Medical Mutual of Ohio investigates 120 cases of health-insurance fraud on average a year, but that number jumped to 157 cases last year -- and the company recovered a record $9.78 million.
A combination of fine-tuning methods to detect fraud and an increase in schemes is causing an increase in fraud cases, Medical Mutual officials say.
More patients, for example, falsify applications to get health coverage after losing benefits or jobs.
Doctors, hospitals, and other health-care providers are up against dwindling Medicare reimbursements and other financial constraints, so they inflate claims or make other fraudulent moves.
"I think we get better at it [detection] every year," said John Shoemaker, Medical Mutual's manager of financial investigations.
He added: "Providers are trying to get all the money they can right now."
The Cleveland company's 11-member financial investigation unit, which includes three employees at its 500-employee regional office in Toledo, uses increasingly sophisticated data-mining software to detect fraud.
Medical Mutual also works with the FBI and other public enforcement agencies as well as fellow insurance companies that are members of the National Health Care Anti-Fraud Association.
Two Medical Mutual cases investigated last year resulted in federal indictments.

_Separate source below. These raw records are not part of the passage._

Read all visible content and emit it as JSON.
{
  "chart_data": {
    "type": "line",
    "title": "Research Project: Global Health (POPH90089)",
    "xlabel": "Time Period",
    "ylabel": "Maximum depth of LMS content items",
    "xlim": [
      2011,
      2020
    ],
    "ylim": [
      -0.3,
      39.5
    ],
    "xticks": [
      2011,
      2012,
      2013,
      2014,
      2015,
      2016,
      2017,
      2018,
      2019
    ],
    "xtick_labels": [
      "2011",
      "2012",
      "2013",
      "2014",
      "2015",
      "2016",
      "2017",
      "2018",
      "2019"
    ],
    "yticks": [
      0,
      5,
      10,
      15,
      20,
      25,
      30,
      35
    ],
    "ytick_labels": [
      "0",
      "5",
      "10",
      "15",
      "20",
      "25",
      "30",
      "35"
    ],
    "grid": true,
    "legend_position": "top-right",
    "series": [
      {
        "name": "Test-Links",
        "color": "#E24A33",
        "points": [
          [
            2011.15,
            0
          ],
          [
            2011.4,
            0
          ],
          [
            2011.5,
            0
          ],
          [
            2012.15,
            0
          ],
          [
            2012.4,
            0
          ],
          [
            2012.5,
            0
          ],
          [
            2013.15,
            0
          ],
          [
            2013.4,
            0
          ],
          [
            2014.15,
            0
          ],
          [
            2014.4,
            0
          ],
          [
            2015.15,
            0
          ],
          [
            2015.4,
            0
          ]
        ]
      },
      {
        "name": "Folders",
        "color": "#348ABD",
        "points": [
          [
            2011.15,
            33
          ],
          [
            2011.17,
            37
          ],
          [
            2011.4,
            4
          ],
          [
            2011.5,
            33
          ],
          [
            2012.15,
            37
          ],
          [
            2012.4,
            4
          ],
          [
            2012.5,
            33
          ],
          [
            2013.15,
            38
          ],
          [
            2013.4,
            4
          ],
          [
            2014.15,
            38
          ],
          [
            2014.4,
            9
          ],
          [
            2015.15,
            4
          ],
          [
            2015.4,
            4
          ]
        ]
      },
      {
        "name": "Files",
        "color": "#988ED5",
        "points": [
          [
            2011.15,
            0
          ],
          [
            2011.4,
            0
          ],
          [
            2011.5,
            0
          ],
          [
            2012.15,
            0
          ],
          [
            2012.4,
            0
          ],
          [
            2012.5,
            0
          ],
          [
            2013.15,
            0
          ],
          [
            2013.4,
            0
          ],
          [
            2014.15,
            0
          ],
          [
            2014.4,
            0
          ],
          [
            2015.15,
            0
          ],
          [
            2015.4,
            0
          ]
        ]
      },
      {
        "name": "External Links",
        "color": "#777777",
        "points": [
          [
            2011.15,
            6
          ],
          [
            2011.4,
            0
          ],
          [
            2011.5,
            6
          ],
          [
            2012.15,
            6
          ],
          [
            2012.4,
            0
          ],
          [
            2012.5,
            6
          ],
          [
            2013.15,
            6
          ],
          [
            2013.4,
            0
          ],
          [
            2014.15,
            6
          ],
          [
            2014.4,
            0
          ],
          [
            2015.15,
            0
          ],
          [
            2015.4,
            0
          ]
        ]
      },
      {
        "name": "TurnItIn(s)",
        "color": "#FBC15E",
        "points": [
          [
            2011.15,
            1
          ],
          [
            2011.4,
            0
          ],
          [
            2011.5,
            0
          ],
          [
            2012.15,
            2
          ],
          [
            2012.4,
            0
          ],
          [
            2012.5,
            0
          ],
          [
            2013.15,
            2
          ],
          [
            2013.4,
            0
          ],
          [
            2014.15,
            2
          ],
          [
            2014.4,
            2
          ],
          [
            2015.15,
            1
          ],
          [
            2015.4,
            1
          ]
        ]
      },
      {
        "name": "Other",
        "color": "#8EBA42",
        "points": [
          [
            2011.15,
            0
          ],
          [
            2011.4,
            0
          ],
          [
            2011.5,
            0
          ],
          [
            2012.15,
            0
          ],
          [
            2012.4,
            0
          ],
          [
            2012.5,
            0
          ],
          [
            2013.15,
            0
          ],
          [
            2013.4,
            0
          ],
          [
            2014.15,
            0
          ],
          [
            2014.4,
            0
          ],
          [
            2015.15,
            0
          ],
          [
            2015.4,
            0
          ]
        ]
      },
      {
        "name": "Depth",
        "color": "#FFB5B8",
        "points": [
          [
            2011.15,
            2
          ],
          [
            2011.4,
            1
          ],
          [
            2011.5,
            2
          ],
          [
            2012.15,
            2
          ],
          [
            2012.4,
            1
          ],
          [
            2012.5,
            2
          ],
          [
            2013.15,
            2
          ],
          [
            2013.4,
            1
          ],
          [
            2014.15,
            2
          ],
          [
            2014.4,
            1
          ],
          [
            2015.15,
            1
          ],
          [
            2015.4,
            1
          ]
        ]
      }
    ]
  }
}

In one, the former owner of a medical infusion and medical supply company in Coshocton, Ohio, was indicted on 14 counts, including that Medical Mutual paid more than $700,000 in false claims, according to the U.S. Department of Justice.
The United States spends more than $2.5 trillion on health care every year, and tens of billions of dollars of that amount is lost to fraud, according to estimates from the national anti-fraud association.
As a result, consumers face higher premiums and other expenses, Medical Mutual officials said.
But patients can help detect fraud by questioning doctors about whether suspect tests or other services are necessary, as well as by examining their statements carefully, officials said.
"We try to make it easy for people to tell us about fraud," said Brien Shanahan, Medical Mutual senior counsel and director of litigation and financial investigations.
"If they didn't have something done, we want to know about it."
Said Gary Thieman, Medical Mutual senior vice president and leader of northwest Ohio operations: "We all have to become better consumers in health care."
Just a small percentage of doctors and hospitals statewide commit fraud, Medical Mutual officials emphasized.
The insurance company has had a financial investigations unit since 1983.
About 80 percent of fraud cases involve doctors, hospitals, chiropractors, podiatrists, dentists, and other health-care providers, said Chris Ferrara, the Toledo office's supervisor of financial investigations.
Consumers and insurance brokers account for the remainder of cases, said Mr. Ferrara, who also is former chairman of the anti-fraud association's board.
Medical identity theft is becoming a problem, with patient information being sold to outfits that then bill false claims, said Mr. Shanahan, the senior counsel.
Organized crime also is playing a role in health-care fraud, Medical Mutual officials said.
They had a case in which a group of doctors and chiropractors with locations in several states, including the Cleveland area, were breaking up a treatment into three successive sessions, making a $35,000 to $50,000 charge inflate to $90,000 to $160,000, they said.